On Losses, Pauses, Jumps, and the Wideband E-Model
Author(s) -
Muhammad Adil Raja,
Anna Jagodzinska,
Vincent Barriac
Publication year - 2017
Publication title -
ieee access
Language(s) - English
Resource type - Journals
SCImago Journal Rank - 0.587
H-Index - 127
ISSN - 2169-3536
DOI - 10.1109/access.2017.2705428
Subject(s) - aerospace , bioengineering , communication, networking and broadcast technologies , components, circuits, devices and systems , computing and processing , engineered materials, dielectrics and plasmas , engineering profession , fields, waves and electromagnetics , general topics for engineers , geoscience , nuclear engineering , photonics and electrooptics , power, energy and industry applications , robotics and control systems , signal processing and analysis , transportation
There is an increasing interest in upgrading the E-Model, a parametric tool for speech quality estimation, to the wideband and super-wideband contexts. The main motivation behind this has been to quantify the quality gain lent by various new codecs and communication situations.
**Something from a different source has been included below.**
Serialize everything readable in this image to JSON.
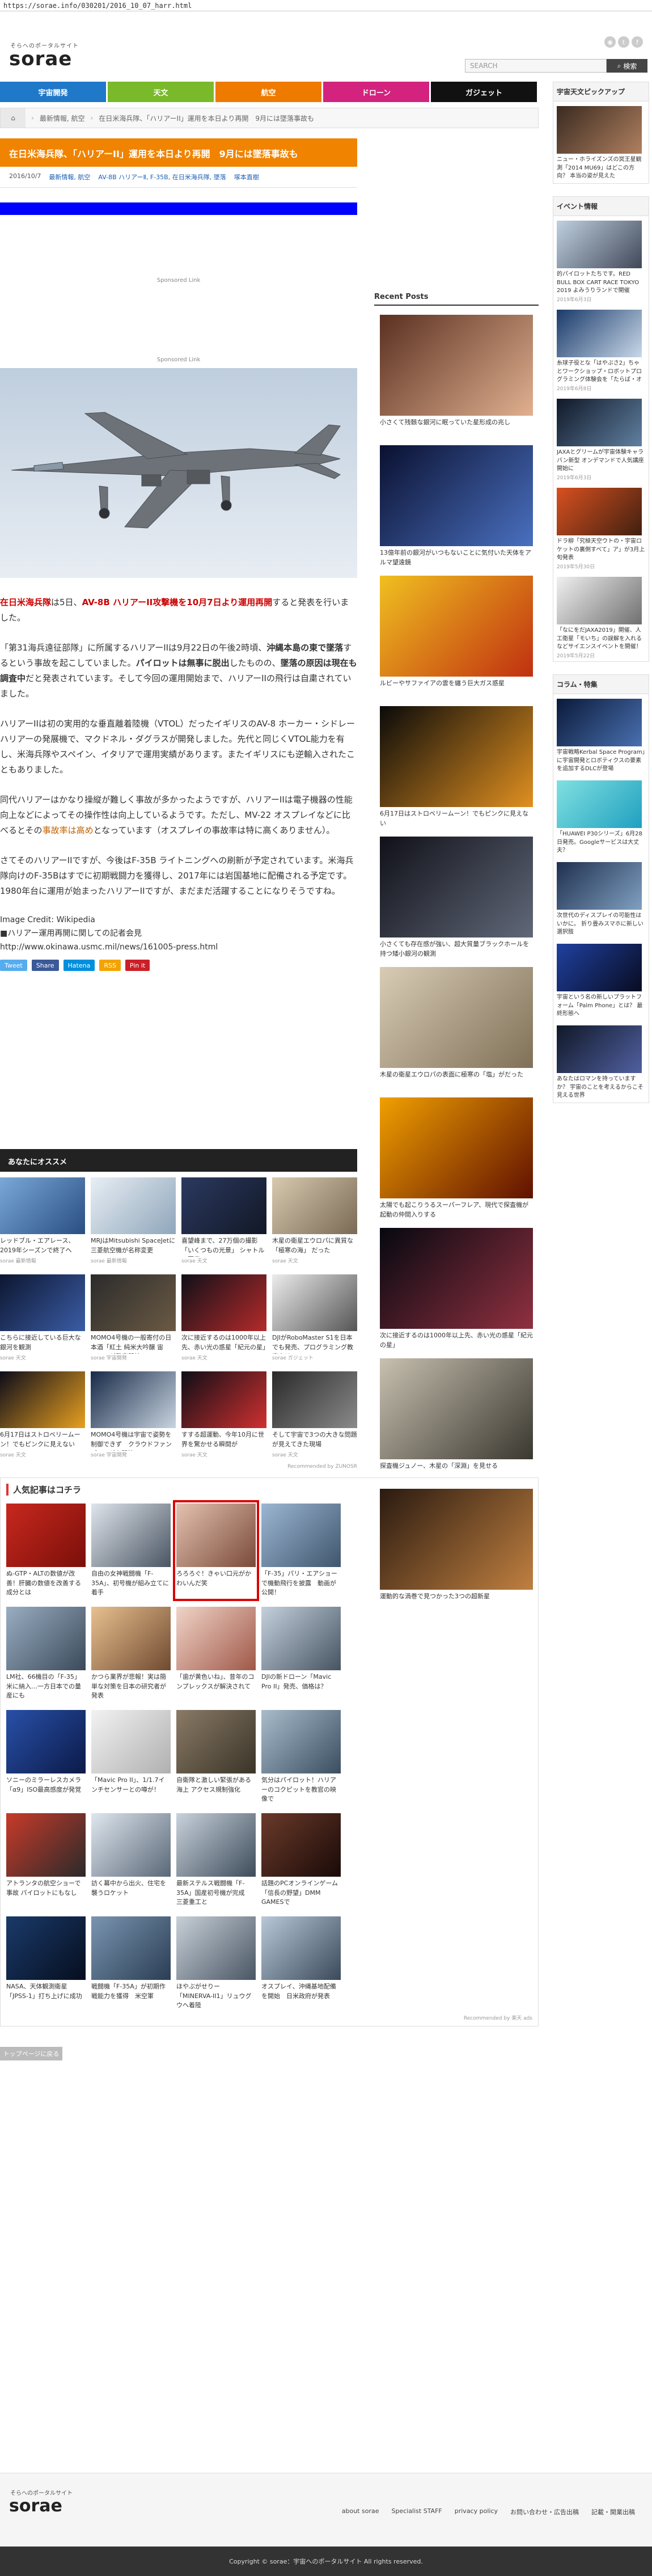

There have been numerous such contributions, and all of them have been more or less successful. This paper reports on an extension of the E-Model to the mixed narrowband/wideband (NB/WB) context. More specifically, we take a novel approach toward deriving effective equipment impairment factors (Ie,WB,eff ) by considering additional impairments related to the underlying communications network. These additional impairments are the pause and jump temporal discontinuities along with network-related loss and pure codec-related impairments. While the effect of loss is a thoroughly studied topic and has been integrated into the E-Model, pauses and jumps have been given little attention. Pauses and jumps manifest themselves as temporal dilation and contraction, respectively, in the resulting speech signal that is presented to the listener and are normally caused by jitter and jitter buffer interaction. In this paper, we initially present a fourstate Markov model to characterize, and also emulate, loss, pause, and jump impairments. Then, we present alternative models for computing effective equipment impairment models. A large number of test stimuli were generated using different NB and WB codecs. WB-PESQ was used to evaluate the stimuli. Genetic programming was employed to derive equipment impairment factors. The proposed models have a high correlation with WB-PESQ. We claim that the models proposed by us outperform the existing E-Model by a factor of approximately 29% while using WB-PESQ as a reference model. The models also outperform the E-Model against results from auditory tests. It is also shown that the models outperform the results of multiple linear regressions.